Serve an OpenAI-compatible API
mistralrs serve puts a local model behind OpenAI-compatible endpoints under /v1. OpenAI SDKs and compatible clients work unchanged with http://localhost:1234/v1 as the base URL.
mistralrs serve -m Qwen/Qwen3-4BThen send a request:
curl http://localhost:1234/v1/chat/completions \ -H "Content-Type: application/json" \ -d '{ "model": "default", "messages": [ {"role": "user", "content": "Write a haiku about local inference."} ], "max_tokens": 128 }'With a single -m model, the request model is "default" (or omitted). In multi-model serving, use a model id exactly as it appears in GET /v1/models.
First time serving a model? The Quickstart walks through installation, Hugging Face authentication for gated models, and the first run.
OpenAI Python client
Section titled “OpenAI Python client”from openai import OpenAI
client = OpenAI(base_url="http://localhost:1234/v1", api_key="not-used")
response = client.chat.completions.create( model="default", messages=[{"role": "user", "content": "Say hello from mistral.rs."}],)
print(response.choices[0].message.content)The api_key is required by the client but not validated by the server; see authentication. Set stream=True for token-by-token output (full example).
Endpoints
Section titled “Endpoints”| Endpoint | Purpose |
|---|---|
GET /v1/models | List loaded models. |
POST /v1/chat/completions | Chat, streaming, tool calling, multimodal inputs, and mistral.rs agentic extensions. |
POST /v1/responses | OpenAI Responses API: response objects, polling, background runs, cancellation. |
POST /v1/skills | Upload Skills for OpenAI-compatible Responses or Anthropic-compatible Messages. |
GET /v1/skills | List uploaded skills. Anthropic headers return Anthropic-shaped list objects. |
GET, POST /v1/skills/{skill_id}/versions | List or upload versions of an existing skill. |
POST /v1/messages | Anthropic Messages API (base URL without /v1). |
POST /v1/completions | Legacy text completions. |
POST /v1/embeddings | Embedding generation. |
POST /v1/images/generations | Image generation. |
POST /v1/audio/speech | Text to speech. |
POST /v1/files | Upload OpenAI-compatible user files. |
GET /v1/files | List uploaded and generated files. |
Every path with full request and response schemas is in the generated HTTP API reference. Streaming events, authentication, and protocol semantics are in the HTTP API reference; field-level compatibility notes (including Responses API restrictions) are in OpenAI compatibility.
A live Swagger UI for the running server is at http://localhost:1234/docs.
Tools, structured output, and agentic features
Section titled “Tools, structured output, and agentic features”OpenAI-compatible function tools work on Chat Completions and Responses, including strict: true for JSON-Schema-constrained tool arguments. See tool calling.
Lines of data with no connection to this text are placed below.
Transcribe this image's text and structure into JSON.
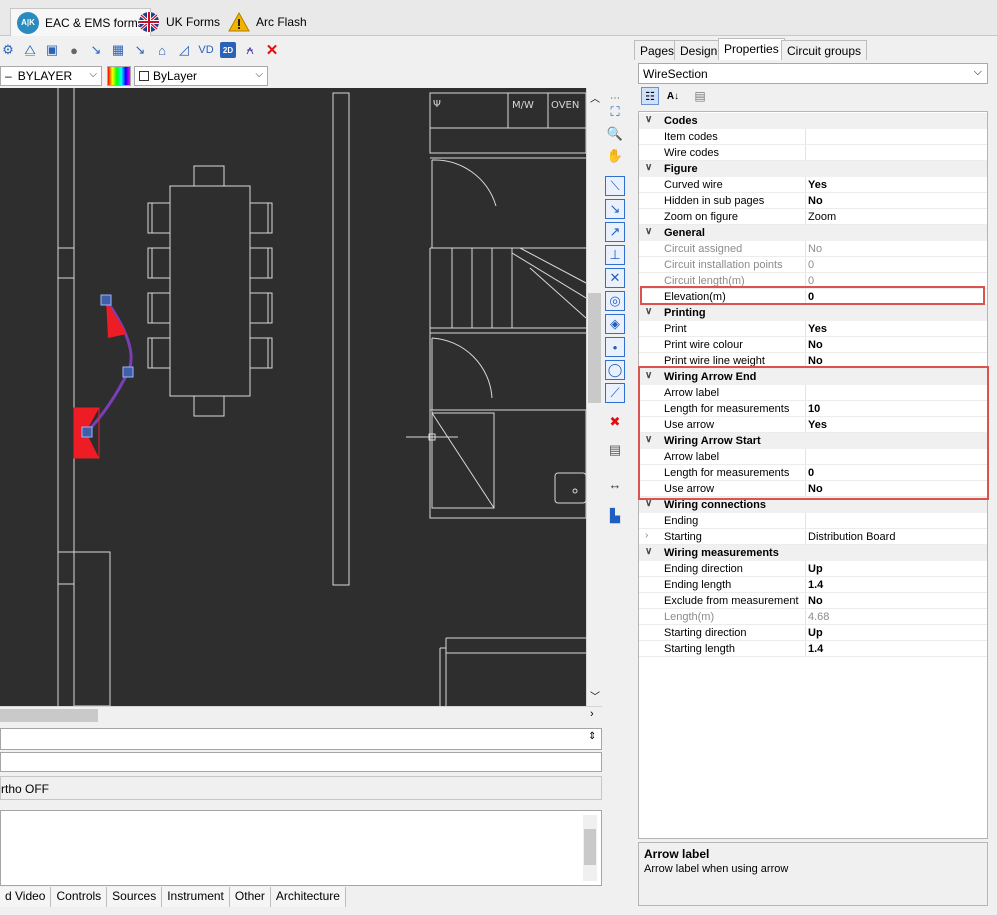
{
  "ribbon": {
    "tabs": [
      {
        "label": "EAC & EMS forms",
        "icon": "eac-logo-icon"
      },
      {
        "label": "UK Forms",
        "icon": "uk-flag-icon"
      },
      {
        "label": "Arc Flash",
        "icon": "warning-icon"
      }
    ]
  },
  "layer_bar": {
    "layer_value": "BYLAYER",
    "linetype_value": "ByLayer"
  },
  "canvas": {
    "labels": [
      "Ψ",
      "M/W",
      "OVEN"
    ]
  },
  "command": {
    "status_text": "rtho OFF"
  },
  "bottom_tabs": [
    "d Video",
    "Controls",
    "Sources",
    "Instrument",
    "Other",
    "Architecture"
  ],
  "panel": {
    "tabs": [
      "Pages",
      "Design",
      "Properties",
      "Circuit groups"
    ],
    "active_tab": "Properties",
    "selector": "WireSection",
    "categories": [
      {
        "name": "Codes",
        "rows": [
          {
            "name": "Item codes",
            "value": ""
          },
          {
            "name": "Wire codes",
            "value": ""
          }
        ]
      },
      {
        "name": "Figure",
        "rows": [
          {
            "name": "Curved wire",
            "value": "Yes"
          },
          {
            "name": "Hidden in sub pages",
            "value": "No"
          },
          {
            "name": "Zoom on figure",
            "value": "Zoom"
          }
        ]
      },
      {
        "name": "General",
        "rows": [
          {
            "name": "Circuit assigned",
            "value": "No"
          },
          {
            "name": "Circuit installation points",
            "value": "0"
          },
          {
            "name": "Circuit length(m)",
            "value": "0"
          },
          {
            "name": "Elevation(m)",
            "value": "0"
          }
        ]
      },
      {
        "name": "Printing",
        "rows": [
          {
            "name": "Print",
            "value": "Yes"
          },
          {
            "name": "Print wire colour",
            "value": "No"
          },
          {
            "name": "Print wire line weight",
            "value": "No"
          }
        ]
      },
      {
        "name": "Wiring Arrow End",
        "rows": [
          {
            "name": "Arrow label",
            "value": ""
          },
          {
            "name": "Length for measurements",
            "value": "10"
          },
          {
            "name": "Use arrow",
            "value": "Yes"
          }
        ]
      },
      {
        "name": "Wiring Arrow Start",
        "rows": [
          {
            "name": "Arrow label",
            "value": ""
          },
          {
            "name": "Length for measurements",
            "value": "0"
          },
          {
            "name": "Use arrow",
            "value": "No"
          }
        ]
      },
      {
        "name": "Wiring connections",
        "rows": [
          {
            "name": "Ending",
            "value": ""
          },
          {
            "name": "Starting",
            "value": "Distribution Board"
          }
        ]
      },
      {
        "name": "Wiring measurements",
        "rows": [
          {
            "name": "Ending direction",
            "value": "Up"
          },
          {
            "name": "Ending length",
            "value": "1.4"
          },
          {
            "name": "Exclude from measurement",
            "value": "No"
          },
          {
            "name": "Length(m)",
            "value": "4.68"
          },
          {
            "name": "Starting direction",
            "value": "Up"
          },
          {
            "name": "Starting length",
            "value": "1.4"
          }
        ]
      }
    ],
    "description": {
      "title": "Arrow label",
      "text": "Arrow label when using arrow"
    }
  }
}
response_format with json_schema and the grammar extension constrain output server-side. See structured output.
Start the server with agentic capabilities to use server-side tools and agentic fields. Chat Completions uses web_search_options for web search and tools: [{"type":"code_interpreter","container":{"type":"auto"}}] for code execution. Responses uses hosted tools in the tools array for web search, code execution, shell, and OpenAI-compatible Skills.
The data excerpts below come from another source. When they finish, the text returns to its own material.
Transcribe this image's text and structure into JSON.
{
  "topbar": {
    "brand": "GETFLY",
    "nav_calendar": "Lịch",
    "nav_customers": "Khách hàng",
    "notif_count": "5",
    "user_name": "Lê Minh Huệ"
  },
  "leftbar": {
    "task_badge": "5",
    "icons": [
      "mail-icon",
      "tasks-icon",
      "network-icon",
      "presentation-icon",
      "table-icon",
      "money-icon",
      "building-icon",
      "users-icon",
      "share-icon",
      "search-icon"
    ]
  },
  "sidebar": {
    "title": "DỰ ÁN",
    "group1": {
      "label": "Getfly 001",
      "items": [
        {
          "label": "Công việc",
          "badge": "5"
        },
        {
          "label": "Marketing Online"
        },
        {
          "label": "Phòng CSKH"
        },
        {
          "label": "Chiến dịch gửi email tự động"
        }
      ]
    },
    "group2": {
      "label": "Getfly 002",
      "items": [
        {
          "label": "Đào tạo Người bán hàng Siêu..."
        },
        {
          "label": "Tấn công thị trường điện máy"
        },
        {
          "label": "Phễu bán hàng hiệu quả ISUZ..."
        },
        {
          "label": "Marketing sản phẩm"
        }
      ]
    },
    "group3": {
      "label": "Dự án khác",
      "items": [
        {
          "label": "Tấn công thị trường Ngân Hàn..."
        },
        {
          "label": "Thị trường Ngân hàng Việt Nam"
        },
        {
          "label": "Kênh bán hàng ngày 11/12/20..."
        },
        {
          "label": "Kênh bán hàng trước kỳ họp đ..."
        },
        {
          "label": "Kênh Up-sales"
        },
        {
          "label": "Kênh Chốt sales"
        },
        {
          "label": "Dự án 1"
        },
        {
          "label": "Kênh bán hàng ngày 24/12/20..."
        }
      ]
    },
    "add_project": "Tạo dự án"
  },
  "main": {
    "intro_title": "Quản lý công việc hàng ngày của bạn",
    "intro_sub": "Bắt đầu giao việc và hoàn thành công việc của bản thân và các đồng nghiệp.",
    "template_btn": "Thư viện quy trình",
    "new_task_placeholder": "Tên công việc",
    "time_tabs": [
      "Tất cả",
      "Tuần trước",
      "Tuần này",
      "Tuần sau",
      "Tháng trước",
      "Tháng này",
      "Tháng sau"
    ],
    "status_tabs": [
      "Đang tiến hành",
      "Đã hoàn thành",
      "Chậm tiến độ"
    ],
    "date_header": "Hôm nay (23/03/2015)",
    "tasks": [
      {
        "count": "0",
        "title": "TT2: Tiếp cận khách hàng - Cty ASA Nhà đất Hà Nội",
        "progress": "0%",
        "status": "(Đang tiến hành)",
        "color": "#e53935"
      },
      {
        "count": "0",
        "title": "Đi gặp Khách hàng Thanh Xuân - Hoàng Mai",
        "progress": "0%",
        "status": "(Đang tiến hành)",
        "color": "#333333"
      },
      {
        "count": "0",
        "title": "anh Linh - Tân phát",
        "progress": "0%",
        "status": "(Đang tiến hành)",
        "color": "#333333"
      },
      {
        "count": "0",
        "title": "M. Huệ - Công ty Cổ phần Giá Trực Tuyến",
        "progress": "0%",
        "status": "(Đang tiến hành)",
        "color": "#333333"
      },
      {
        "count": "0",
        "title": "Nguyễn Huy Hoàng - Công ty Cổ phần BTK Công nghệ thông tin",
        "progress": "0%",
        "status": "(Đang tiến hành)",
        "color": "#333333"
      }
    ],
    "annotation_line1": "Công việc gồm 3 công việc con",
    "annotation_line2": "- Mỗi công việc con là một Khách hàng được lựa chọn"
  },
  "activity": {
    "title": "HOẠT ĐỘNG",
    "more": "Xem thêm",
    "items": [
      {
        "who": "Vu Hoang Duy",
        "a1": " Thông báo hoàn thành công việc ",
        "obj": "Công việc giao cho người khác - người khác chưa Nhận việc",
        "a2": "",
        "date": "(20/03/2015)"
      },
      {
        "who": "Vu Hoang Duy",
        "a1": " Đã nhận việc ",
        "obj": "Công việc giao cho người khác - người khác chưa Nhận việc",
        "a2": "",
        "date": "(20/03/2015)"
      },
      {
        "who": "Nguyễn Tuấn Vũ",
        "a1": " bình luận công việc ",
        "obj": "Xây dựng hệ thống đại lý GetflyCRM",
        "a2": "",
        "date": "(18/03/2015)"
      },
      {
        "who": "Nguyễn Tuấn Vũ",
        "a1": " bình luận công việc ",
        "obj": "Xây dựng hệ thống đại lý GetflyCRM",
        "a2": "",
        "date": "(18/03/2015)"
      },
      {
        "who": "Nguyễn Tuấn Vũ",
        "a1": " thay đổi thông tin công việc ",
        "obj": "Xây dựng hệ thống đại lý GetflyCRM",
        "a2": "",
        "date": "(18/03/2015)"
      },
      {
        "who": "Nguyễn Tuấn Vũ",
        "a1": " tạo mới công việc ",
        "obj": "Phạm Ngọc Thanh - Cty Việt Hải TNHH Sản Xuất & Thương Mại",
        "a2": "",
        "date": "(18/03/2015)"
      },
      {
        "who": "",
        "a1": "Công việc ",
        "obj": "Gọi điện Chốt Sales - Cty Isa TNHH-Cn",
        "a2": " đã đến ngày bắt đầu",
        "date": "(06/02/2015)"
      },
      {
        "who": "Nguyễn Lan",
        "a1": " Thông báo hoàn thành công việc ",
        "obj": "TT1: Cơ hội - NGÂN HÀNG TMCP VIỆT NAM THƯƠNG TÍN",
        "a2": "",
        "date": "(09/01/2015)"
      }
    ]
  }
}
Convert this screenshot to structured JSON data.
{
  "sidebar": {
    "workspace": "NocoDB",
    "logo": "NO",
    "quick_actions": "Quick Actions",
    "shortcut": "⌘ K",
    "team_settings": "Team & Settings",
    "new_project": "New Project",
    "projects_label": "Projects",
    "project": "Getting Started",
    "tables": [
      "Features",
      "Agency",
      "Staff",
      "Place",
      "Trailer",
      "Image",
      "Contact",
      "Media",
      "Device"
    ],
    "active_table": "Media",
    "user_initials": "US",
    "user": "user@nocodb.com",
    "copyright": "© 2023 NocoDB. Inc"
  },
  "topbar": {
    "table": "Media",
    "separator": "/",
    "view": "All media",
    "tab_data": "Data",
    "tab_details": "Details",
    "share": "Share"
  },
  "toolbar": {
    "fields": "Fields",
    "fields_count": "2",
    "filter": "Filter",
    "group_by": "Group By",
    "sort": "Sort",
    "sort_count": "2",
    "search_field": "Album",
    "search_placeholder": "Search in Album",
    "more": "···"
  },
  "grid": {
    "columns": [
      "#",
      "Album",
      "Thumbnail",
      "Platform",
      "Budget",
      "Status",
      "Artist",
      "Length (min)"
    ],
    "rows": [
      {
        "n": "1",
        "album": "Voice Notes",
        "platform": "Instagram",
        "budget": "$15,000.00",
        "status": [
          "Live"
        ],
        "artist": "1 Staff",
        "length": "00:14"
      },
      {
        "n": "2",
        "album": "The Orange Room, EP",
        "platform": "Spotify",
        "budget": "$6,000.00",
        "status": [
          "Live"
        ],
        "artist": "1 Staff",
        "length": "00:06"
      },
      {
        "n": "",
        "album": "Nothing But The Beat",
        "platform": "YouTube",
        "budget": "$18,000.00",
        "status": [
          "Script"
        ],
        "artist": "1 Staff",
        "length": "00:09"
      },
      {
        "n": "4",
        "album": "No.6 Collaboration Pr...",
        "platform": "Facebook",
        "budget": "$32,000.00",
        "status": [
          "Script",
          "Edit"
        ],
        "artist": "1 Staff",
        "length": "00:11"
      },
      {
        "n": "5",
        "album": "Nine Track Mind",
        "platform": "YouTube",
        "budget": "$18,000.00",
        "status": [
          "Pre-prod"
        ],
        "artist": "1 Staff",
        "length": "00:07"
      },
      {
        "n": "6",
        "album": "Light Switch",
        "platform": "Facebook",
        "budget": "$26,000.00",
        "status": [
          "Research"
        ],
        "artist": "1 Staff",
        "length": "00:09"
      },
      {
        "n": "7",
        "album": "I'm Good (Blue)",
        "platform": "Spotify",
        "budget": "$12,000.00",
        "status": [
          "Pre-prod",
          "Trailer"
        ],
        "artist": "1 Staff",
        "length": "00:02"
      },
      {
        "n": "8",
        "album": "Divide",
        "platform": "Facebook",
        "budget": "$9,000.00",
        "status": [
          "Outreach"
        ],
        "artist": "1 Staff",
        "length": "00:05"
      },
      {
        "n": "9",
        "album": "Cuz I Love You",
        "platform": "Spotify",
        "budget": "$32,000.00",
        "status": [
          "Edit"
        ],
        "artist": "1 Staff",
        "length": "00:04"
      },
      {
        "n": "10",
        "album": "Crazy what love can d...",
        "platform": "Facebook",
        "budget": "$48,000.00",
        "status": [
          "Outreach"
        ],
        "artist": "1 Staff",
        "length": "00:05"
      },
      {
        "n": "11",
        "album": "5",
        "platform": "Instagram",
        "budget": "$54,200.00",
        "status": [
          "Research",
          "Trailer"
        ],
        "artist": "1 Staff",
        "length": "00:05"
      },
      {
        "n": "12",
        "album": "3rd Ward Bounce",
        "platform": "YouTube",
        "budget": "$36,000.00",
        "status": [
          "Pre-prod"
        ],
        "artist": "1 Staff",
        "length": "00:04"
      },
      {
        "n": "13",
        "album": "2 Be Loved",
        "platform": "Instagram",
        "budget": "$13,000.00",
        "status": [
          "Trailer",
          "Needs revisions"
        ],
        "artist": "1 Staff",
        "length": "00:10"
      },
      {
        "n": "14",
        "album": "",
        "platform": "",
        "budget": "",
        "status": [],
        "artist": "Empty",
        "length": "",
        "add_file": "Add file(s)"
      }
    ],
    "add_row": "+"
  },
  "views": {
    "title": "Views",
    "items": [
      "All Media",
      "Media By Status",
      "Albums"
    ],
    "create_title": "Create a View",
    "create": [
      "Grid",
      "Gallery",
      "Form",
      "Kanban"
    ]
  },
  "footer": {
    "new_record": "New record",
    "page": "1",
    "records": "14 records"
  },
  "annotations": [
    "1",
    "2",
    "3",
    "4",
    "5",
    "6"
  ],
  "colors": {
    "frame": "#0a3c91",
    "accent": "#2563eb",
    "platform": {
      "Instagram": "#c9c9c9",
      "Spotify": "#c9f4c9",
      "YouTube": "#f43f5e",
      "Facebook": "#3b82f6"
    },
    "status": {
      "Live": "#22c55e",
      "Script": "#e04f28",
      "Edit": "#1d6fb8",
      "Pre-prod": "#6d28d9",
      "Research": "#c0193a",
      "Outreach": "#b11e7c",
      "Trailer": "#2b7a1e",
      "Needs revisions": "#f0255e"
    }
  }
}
mistralrs serve --agent -m Qwen/Qwen3-4BFor tool timelines, generated files, search, code execution, shell, Skills, and session state, see agentic runtime for apps.
Configuration
Section titled “Configuration”-p/--port (default 1234) and --host (default 0.0.0.0) control the bind address. --no-ui disables the web UI at /ui. All flags are in the CLI reference; the equivalent config file for multi-model, repeatable deployments is the TOML config reference, which also covers CORS, body limits, authentication, and logging.
Examples
Section titled “Examples”Runnable client scripts live in examples/server/ and render under server examples:
| Example | What it shows |
|---|---|
| chat | Basic Chat Completions request. |
| streaming | Chat Completions streaming. |
| tool_calling | OpenAI-compatible function tools. |
| allowed_tools | OpenAI-compatible allowed_tools function subset selection. |
| openai_response_format | Structured output via response_format. |
| responses | Responses API request. |
| responses_tools | Responses hosted tools: web search and code interpreter. |
| skills | OpenAI-compatible Skills upload and execution. |
| responses_vision | Responses API with image input. |
| web_search | Search through OpenAI-compatible request fields. |
| anthropic_chat | Anthropic Messages request. |
| multi_model_chat | Routing requests across loaded models. |
For Codex and Claude Code setup, see coding agents.